Just Another One
Written By: Tammy Ferebee
“I sure as hell don’t know why I have to dress up for this.”
“Come on, now. Support your brother.”
My eyes meet my mother’s in the mirror. “That’s an interesting choice of words. Are you planning to support this one, too?”
“Alright now, Mya. Don’t you sass me.”
“I’m not, Ma. I’m just curious, though. When will enough be enough?”
She dabs a little Poison on each side of her neck. “Things are going to be different. She’s a good girl.”
“How do you know?”
“Because I can see the changes in my son. He wants to go back to school, he’s training over at
Metro, and he’s even eating healthier. Now you tell me, what would make your brother change like that? The only thing new in his life is that woman.”
I scoff. “She’s a fool. I could never respect a man who doesn’t take care of his current children. She’ll see the real Malcolm when she pops that baby out.
“You have to learn to give people a chance, Mya. He’s maturing. It took a while, but he’s trying. He’s been more involved with the boys lately.”
“Yeah, lately. He can barely make time for the twins, but he’s ready to move in with this broad and play daddy to her baby. Why is she more special than Trisha? Why is this child more special than the boys? Because this broad is from Potomac? Because she can give him a taste of the good life?” I face my mother. “Malcolm is a user, and he’s going to continue to be a momma’s boy if you keep babying him and paying his child support.”
“I don’t remember signing up for a lecture today.”
I soften my tone. “You deserve better, Ma. You should be using your money to spoil yourself. When’s the last time you went on vacation? To the spa?”
She adjusts the cross dangling from her chain.
“Your job is done. You supported and raised your kids. Malcolm needs to support and raise
“I’m a mother, Mya. I catch my kids when they fall.”

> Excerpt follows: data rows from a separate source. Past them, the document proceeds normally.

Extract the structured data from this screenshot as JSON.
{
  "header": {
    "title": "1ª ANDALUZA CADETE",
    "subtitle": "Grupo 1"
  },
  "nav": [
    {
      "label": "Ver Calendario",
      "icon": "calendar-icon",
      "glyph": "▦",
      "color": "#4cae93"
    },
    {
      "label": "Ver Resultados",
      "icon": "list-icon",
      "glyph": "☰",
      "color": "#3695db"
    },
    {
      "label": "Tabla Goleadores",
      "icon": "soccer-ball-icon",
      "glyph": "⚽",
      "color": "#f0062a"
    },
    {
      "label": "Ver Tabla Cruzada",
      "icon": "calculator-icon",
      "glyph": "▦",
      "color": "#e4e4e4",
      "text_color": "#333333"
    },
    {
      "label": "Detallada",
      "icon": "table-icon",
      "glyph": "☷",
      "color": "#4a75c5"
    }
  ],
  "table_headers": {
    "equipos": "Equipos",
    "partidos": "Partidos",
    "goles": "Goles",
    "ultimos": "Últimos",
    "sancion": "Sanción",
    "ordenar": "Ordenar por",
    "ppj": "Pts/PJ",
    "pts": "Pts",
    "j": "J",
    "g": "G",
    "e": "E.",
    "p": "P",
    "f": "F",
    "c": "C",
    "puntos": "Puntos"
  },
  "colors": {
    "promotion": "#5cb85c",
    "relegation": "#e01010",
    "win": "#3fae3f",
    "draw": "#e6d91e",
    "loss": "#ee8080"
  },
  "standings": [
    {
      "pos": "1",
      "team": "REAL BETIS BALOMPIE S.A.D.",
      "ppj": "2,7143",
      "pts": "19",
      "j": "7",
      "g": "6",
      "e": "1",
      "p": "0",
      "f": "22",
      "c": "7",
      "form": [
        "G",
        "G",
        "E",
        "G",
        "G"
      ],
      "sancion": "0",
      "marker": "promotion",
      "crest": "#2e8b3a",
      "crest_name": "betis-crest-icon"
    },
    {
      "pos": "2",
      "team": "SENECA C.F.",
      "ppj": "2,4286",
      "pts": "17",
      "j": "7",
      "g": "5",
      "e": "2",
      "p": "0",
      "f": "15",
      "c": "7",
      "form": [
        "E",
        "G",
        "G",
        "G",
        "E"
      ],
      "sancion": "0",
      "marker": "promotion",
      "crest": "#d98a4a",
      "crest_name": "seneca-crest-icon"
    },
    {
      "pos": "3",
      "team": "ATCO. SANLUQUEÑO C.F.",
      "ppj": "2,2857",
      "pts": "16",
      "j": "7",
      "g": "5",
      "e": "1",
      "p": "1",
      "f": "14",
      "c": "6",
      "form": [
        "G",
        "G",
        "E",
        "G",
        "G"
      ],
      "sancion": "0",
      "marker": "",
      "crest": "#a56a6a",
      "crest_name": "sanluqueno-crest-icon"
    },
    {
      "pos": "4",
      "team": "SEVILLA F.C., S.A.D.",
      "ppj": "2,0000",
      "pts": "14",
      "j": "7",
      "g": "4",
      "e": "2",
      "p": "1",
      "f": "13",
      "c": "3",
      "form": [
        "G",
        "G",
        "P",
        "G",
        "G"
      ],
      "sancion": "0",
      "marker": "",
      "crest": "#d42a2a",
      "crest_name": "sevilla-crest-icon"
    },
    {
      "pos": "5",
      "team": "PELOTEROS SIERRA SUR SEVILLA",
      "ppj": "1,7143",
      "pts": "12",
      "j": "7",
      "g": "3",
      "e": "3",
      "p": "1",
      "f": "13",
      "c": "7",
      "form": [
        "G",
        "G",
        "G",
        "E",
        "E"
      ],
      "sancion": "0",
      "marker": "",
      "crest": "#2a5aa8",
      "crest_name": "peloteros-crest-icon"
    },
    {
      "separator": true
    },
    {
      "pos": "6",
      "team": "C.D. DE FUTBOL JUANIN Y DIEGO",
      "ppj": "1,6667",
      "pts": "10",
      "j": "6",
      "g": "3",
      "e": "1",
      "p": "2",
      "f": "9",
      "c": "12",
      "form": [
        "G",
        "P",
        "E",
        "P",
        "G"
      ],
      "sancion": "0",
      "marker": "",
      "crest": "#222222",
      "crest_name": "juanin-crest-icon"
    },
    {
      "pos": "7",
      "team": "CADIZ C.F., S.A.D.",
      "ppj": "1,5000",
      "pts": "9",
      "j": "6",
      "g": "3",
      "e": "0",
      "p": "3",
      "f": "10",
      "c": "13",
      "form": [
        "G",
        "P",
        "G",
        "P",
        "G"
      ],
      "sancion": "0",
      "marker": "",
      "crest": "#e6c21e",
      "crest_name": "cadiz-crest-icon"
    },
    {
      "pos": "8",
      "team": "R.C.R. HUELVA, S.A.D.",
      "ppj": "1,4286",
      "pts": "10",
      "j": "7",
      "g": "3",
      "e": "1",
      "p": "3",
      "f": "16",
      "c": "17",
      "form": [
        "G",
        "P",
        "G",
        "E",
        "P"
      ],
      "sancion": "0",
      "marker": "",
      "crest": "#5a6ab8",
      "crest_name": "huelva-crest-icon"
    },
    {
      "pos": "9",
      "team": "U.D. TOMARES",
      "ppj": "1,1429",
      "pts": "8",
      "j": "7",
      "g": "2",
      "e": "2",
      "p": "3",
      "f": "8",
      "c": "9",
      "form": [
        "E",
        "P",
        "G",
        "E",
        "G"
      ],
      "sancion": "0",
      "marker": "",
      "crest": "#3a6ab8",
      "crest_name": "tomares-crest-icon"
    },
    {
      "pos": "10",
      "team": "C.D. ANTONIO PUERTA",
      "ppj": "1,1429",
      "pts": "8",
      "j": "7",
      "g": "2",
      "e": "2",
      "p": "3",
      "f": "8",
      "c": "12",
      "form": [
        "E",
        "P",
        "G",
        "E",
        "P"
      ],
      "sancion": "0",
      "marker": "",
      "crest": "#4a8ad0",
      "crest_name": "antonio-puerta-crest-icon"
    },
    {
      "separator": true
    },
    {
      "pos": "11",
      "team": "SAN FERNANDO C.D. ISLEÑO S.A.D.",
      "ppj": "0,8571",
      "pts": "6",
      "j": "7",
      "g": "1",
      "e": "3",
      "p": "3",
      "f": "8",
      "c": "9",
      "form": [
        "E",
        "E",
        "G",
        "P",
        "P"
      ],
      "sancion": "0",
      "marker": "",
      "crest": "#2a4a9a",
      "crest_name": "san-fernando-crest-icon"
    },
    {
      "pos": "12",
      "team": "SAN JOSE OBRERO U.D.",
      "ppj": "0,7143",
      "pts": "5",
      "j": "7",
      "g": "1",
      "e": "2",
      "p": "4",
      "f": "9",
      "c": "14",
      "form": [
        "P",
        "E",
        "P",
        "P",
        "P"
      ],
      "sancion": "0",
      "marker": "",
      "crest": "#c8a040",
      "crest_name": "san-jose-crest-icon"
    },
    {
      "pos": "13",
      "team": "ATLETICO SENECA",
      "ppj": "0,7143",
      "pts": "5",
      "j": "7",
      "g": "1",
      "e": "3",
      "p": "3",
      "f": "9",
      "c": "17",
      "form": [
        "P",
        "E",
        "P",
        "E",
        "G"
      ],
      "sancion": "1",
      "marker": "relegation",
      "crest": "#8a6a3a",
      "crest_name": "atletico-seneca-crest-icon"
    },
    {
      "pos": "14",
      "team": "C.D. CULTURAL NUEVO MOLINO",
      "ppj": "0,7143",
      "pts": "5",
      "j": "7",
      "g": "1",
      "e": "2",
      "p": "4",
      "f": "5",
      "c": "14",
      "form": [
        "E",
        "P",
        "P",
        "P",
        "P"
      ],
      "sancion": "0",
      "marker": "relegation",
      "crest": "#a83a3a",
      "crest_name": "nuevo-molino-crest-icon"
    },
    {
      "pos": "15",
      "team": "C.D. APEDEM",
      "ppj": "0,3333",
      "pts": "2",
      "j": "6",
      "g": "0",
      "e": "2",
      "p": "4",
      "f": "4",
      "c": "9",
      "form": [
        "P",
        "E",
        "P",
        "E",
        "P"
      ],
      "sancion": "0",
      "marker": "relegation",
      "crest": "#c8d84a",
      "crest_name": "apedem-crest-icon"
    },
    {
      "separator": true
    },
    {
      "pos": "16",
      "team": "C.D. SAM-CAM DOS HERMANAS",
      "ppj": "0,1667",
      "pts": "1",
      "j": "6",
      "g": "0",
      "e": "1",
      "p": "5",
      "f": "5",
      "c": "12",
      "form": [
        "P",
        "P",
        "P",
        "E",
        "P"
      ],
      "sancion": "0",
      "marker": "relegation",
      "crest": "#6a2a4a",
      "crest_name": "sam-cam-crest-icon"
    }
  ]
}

I remind her, “We’re not kids.”
She exhales loudly. “How do I look?”
“You always look great, Ma.”
“And the earrings?”
“They look fine.”
As I help my mother into her jacket, I glance over at a picture of my brother and me from
years ago. I silently wonder what went wrong. We pretty much share the same face, we shared the same womb, we grew up in the same house. How can we be so different?
“I hope her family is as nice as she was on the phone.”
“Is that why you’re forcing me to go to this luncheon? You’re nervous?”
“Oh hush, Mya. Your name is on the invitation. It’d be rude of you not to show.”
I turn back towards the mirror. “If they’re uppity, I’m leaving.”
“They sound like nice people. They’ve just done well for themselves. Don’t walk in having already judged them. That’s not fair to them.”
I fight to lock the clasp on the back of my borrowed pearls. Everything inside me is warning me that today is headed for disaster.
The door swings open. “Y’all not ready yet?” Malcolm asks.
I throw the pearls on my mother’s dresser. “I’m not wearing pearls, if this ass gets to wear jeans.”